Value Based Management: Economic Value Added or Cash Value Added?
FWC AB Study No. 1997:3
42 Pages Posted: 5 Apr 1999
Date Written: December 1, 1997
What we use today to follow up a company's profitability and value creation is inconsistent with the capital market's mechanism, and what the market considers determines value--it is therefore imprecise and irrelevant. The accounting used will not any longer be a sufficient provider of financial information. Companies will experience a demand for more precise tools, both when it comes to metrics and the tool's ingredients (relevance) due to the increasing activity among shareholders/investors. The relevance in financial management must be dramatically improved. Companies must now identify the Value Based Management (VBM) concept that will best initiate a higher degree of Shareholder Value awareness in the company. A true VBM framework is consistent with the market's mechanism and our four factors that, according to the capital markets, determine value. The metric must be precise and relevant. Not random and irrelevant as accounting is today as a decision base.

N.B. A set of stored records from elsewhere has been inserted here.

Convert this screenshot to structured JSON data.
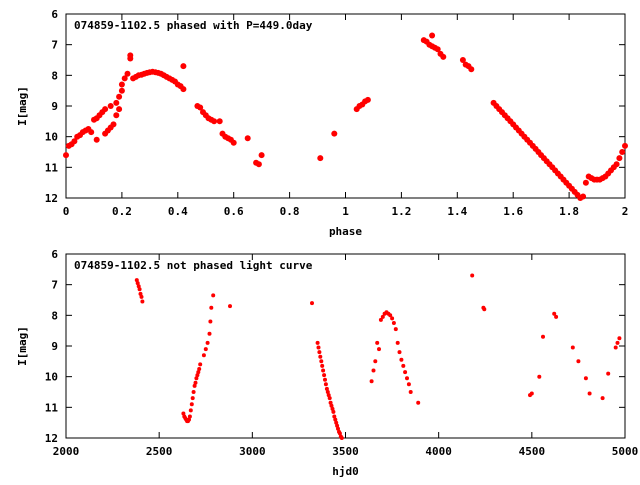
{
  "chart_data": [
    {
      "type": "scatter",
      "title": "074859-1102.5 phased with P=449.0day",
      "xlabel": "phase",
      "ylabel": "I[mag]",
      "xlim": [
        0,
        2
      ],
      "ylim": [
        6,
        12
      ],
      "y_inverted": true,
      "grid": false,
      "x_ticks": [
        "0",
        "0.2",
        "0.4",
        "0.6",
        "0.8",
        "1",
        "1.2",
        "1.4",
        "1.6",
        "1.8",
        "2"
      ],
      "x_tick_values": [
        0,
        0.2,
        0.4,
        0.6,
        0.8,
        1.0,
        1.2,
        1.4,
        1.6,
        1.8,
        2.0
      ],
      "y_ticks": [
        "6",
        "7",
        "8",
        "9",
        "10",
        "11",
        "12"
      ],
      "y_tick_values": [
        6,
        7,
        8,
        9,
        10,
        11,
        12
      ],
      "color": "#ff0000",
      "series": [
        {
          "points": [
            [
              0.0,
              10.6
            ],
            [
              0.01,
              10.3
            ],
            [
              0.02,
              10.25
            ],
            [
              0.03,
              10.15
            ],
            [
              0.04,
              10.0
            ],
            [
              0.05,
              9.95
            ],
            [
              0.06,
              9.85
            ],
            [
              0.07,
              9.8
            ],
            [
              0.08,
              9.75
            ],
            [
              0.09,
              9.85
            ],
            [
              0.1,
              9.45
            ],
            [
              0.11,
              9.4
            ],
            [
              0.11,
              10.1
            ],
            [
              0.12,
              9.3
            ],
            [
              0.13,
              9.2
            ],
            [
              0.14,
              9.1
            ],
            [
              0.14,
              9.9
            ],
            [
              0.15,
              9.8
            ],
            [
              0.16,
              9.0
            ],
            [
              0.16,
              9.7
            ],
            [
              0.17,
              9.6
            ],
            [
              0.18,
              8.9
            ],
            [
              0.18,
              9.3
            ],
            [
              0.19,
              8.7
            ],
            [
              0.19,
              9.1
            ],
            [
              0.2,
              8.5
            ],
            [
              0.2,
              8.3
            ],
            [
              0.21,
              8.1
            ],
            [
              0.22,
              7.95
            ],
            [
              0.23,
              7.45
            ],
            [
              0.23,
              7.35
            ],
            [
              0.24,
              8.1
            ],
            [
              0.25,
              8.05
            ],
            [
              0.26,
              8.0
            ],
            [
              0.27,
              7.98
            ],
            [
              0.28,
              7.95
            ],
            [
              0.29,
              7.92
            ],
            [
              0.3,
              7.9
            ],
            [
              0.31,
              7.88
            ],
            [
              0.32,
              7.9
            ],
            [
              0.33,
              7.92
            ],
            [
              0.34,
              7.95
            ],
            [
              0.35,
              8.0
            ],
            [
              0.36,
              8.05
            ],
            [
              0.37,
              8.1
            ],
            [
              0.38,
              8.15
            ],
            [
              0.39,
              8.2
            ],
            [
              0.4,
              8.3
            ],
            [
              0.41,
              8.35
            ],
            [
              0.42,
              8.45
            ],
            [
              0.42,
              7.7
            ],
            [
              0.47,
              9.0
            ],
            [
              0.48,
              9.05
            ],
            [
              0.49,
              9.2
            ],
            [
              0.5,
              9.3
            ],
            [
              0.51,
              9.4
            ],
            [
              0.52,
              9.45
            ],
            [
              0.53,
              9.5
            ],
            [
              0.55,
              9.5
            ],
            [
              0.56,
              9.9
            ],
            [
              0.57,
              10.0
            ],
            [
              0.58,
              10.05
            ],
            [
              0.59,
              10.1
            ],
            [
              0.6,
              10.2
            ],
            [
              0.65,
              10.05
            ],
            [
              0.68,
              10.85
            ],
            [
              0.69,
              10.9
            ],
            [
              0.7,
              10.6
            ],
            [
              0.91,
              10.7
            ],
            [
              0.96,
              9.9
            ],
            [
              1.04,
              9.1
            ],
            [
              1.05,
              9.0
            ],
            [
              1.06,
              8.95
            ],
            [
              1.07,
              8.85
            ],
            [
              1.08,
              8.8
            ],
            [
              1.28,
              6.85
            ],
            [
              1.29,
              6.9
            ],
            [
              1.3,
              7.0
            ],
            [
              1.31,
              7.05
            ],
            [
              1.32,
              7.1
            ],
            [
              1.33,
              7.15
            ],
            [
              1.34,
              7.3
            ],
            [
              1.35,
              7.4
            ],
            [
              1.31,
              6.7
            ],
            [
              1.42,
              7.5
            ],
            [
              1.43,
              7.65
            ],
            [
              1.44,
              7.7
            ],
            [
              1.45,
              7.8
            ],
            [
              1.53,
              8.9
            ],
            [
              1.54,
              9.0
            ],
            [
              1.55,
              9.1
            ],
            [
              1.56,
              9.2
            ],
            [
              1.57,
              9.3
            ],
            [
              1.58,
              9.4
            ],
            [
              1.59,
              9.5
            ],
            [
              1.6,
              9.6
            ],
            [
              1.61,
              9.7
            ],
            [
              1.62,
              9.8
            ],
            [
              1.63,
              9.9
            ],
            [
              1.64,
              10.0
            ],
            [
              1.65,
              10.1
            ],
            [
              1.66,
              10.2
            ],
            [
              1.67,
              10.3
            ],
            [
              1.68,
              10.4
            ],
            [
              1.69,
              10.5
            ],
            [
              1.7,
              10.6
            ],
            [
              1.71,
              10.7
            ],
            [
              1.72,
              10.8
            ],
            [
              1.73,
              10.9
            ],
            [
              1.74,
              11.0
            ],
            [
              1.75,
              11.1
            ],
            [
              1.76,
              11.2
            ],
            [
              1.77,
              11.3
            ],
            [
              1.78,
              11.4
            ],
            [
              1.79,
              11.5
            ],
            [
              1.8,
              11.6
            ],
            [
              1.81,
              11.7
            ],
            [
              1.82,
              11.8
            ],
            [
              1.83,
              11.9
            ],
            [
              1.84,
              12.0
            ],
            [
              1.85,
              11.95
            ],
            [
              1.86,
              11.5
            ],
            [
              1.87,
              11.3
            ],
            [
              1.88,
              11.35
            ],
            [
              1.89,
              11.4
            ],
            [
              1.9,
              11.4
            ],
            [
              1.91,
              11.4
            ],
            [
              1.92,
              11.35
            ],
            [
              1.93,
              11.3
            ],
            [
              1.94,
              11.2
            ],
            [
              1.95,
              11.1
            ],
            [
              1.96,
              11.0
            ],
            [
              1.97,
              10.9
            ],
            [
              1.98,
              10.7
            ],
            [
              1.99,
              10.5
            ],
            [
              2.0,
              10.3
            ]
          ]
        }
      ]
    },
    {
      "type": "scatter",
      "title": "074859-1102.5 not phased light curve",
      "xlabel": "hjd0",
      "ylabel": "I[mag]",
      "xlim": [
        2000,
        5000
      ],
      "ylim": [
        6,
        12
      ],
      "y_inverted": true,
      "grid": false,
      "x_ticks": [
        "2000",
        "2500",
        "3000",
        "3500",
        "4000",
        "4500",
        "5000"
      ],
      "x_tick_values": [
        2000,
        2500,
        3000,
        3500,
        4000,
        4500,
        5000
      ],
      "y_ticks": [
        "6",
        "7",
        "8",
        "9",
        "10",
        "11",
        "12"
      ],
      "y_tick_values": [
        6,
        7,
        8,
        9,
        10,
        11,
        12
      ],
      "color": "#ff0000",
      "series": [
        {
          "points": [
            [
              2380,
              6.85
            ],
            [
              2385,
              6.95
            ],
            [
              2390,
              7.05
            ],
            [
              2395,
              7.15
            ],
            [
              2400,
              7.3
            ],
            [
              2405,
              7.4
            ],
            [
              2410,
              7.55
            ],
            [
              2630,
              11.2
            ],
            [
              2635,
              11.3
            ],
            [
              2640,
              11.35
            ],
            [
              2645,
              11.4
            ],
            [
              2650,
              11.45
            ],
            [
              2655,
              11.45
            ],
            [
              2660,
              11.4
            ],
            [
              2665,
              11.3
            ],
            [
              2670,
              11.1
            ],
            [
              2675,
              10.9
            ],
            [
              2680,
              10.7
            ],
            [
              2685,
              10.5
            ],
            [
              2690,
              10.3
            ],
            [
              2695,
              10.2
            ],
            [
              2700,
              10.05
            ],
            [
              2705,
              9.95
            ],
            [
              2710,
              9.85
            ],
            [
              2715,
              9.75
            ],
            [
              2720,
              9.6
            ],
            [
              2740,
              9.3
            ],
            [
              2750,
              9.1
            ],
            [
              2760,
              8.9
            ],
            [
              2770,
              8.6
            ],
            [
              2775,
              8.2
            ],
            [
              2780,
              7.75
            ],
            [
              2790,
              7.35
            ],
            [
              2880,
              7.7
            ],
            [
              3320,
              7.6
            ],
            [
              3350,
              8.9
            ],
            [
              3355,
              9.05
            ],
            [
              3360,
              9.2
            ],
            [
              3365,
              9.35
            ],
            [
              3370,
              9.5
            ],
            [
              3375,
              9.65
            ],
            [
              3380,
              9.8
            ],
            [
              3385,
              9.95
            ],
            [
              3390,
              10.1
            ],
            [
              3395,
              10.25
            ],
            [
              3400,
              10.4
            ],
            [
              3405,
              10.5
            ],
            [
              3410,
              10.6
            ],
            [
              3415,
              10.7
            ],
            [
              3420,
              10.85
            ],
            [
              3425,
              10.95
            ],
            [
              3430,
              11.05
            ],
            [
              3435,
              11.15
            ],
            [
              3440,
              11.3
            ],
            [
              3445,
              11.4
            ],
            [
              3450,
              11.5
            ],
            [
              3455,
              11.6
            ],
            [
              3460,
              11.7
            ],
            [
              3465,
              11.8
            ],
            [
              3470,
              11.85
            ],
            [
              3475,
              11.95
            ],
            [
              3480,
              12.0
            ],
            [
              3640,
              10.15
            ],
            [
              3650,
              9.8
            ],
            [
              3660,
              9.5
            ],
            [
              3670,
              8.9
            ],
            [
              3680,
              9.1
            ],
            [
              3690,
              8.15
            ],
            [
              3700,
              8.05
            ],
            [
              3710,
              7.95
            ],
            [
              3720,
              7.9
            ],
            [
              3730,
              7.95
            ],
            [
              3740,
              8.0
            ],
            [
              3750,
              8.1
            ],
            [
              3760,
              8.25
            ],
            [
              3770,
              8.45
            ],
            [
              3780,
              8.9
            ],
            [
              3790,
              9.2
            ],
            [
              3800,
              9.45
            ],
            [
              3810,
              9.65
            ],
            [
              3820,
              9.85
            ],
            [
              3830,
              10.05
            ],
            [
              3840,
              10.25
            ],
            [
              3850,
              10.5
            ],
            [
              3890,
              10.85
            ],
            [
              4180,
              6.7
            ],
            [
              4240,
              7.75
            ],
            [
              4245,
              7.8
            ],
            [
              4490,
              10.6
            ],
            [
              4500,
              10.55
            ],
            [
              4540,
              10.0
            ],
            [
              4560,
              8.7
            ],
            [
              4620,
              7.95
            ],
            [
              4630,
              8.05
            ],
            [
              4720,
              9.05
            ],
            [
              4750,
              9.5
            ],
            [
              4790,
              10.05
            ],
            [
              4810,
              10.55
            ],
            [
              4880,
              10.7
            ],
            [
              4910,
              9.9
            ],
            [
              4950,
              9.05
            ],
            [
              4960,
              8.9
            ],
            [
              4970,
              8.75
            ]
          ]
        }
      ]
    }
  ]
}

This paper deals with the two VBM frameworks Economic Value Added (EVA?) and Cash Value Added (CVA?). Many things are being said about the two frameworks. I will in this paper present the result from my research and thinking surrounding the differences and similarities between them. The Cash Value Added framework discussed in this paper refers to the concept developed by Erik Ottosson and Fredrik Weissenrieder. The Economic Value Added framework discussed in this paper refers to the concept developed by Bennett Stewart.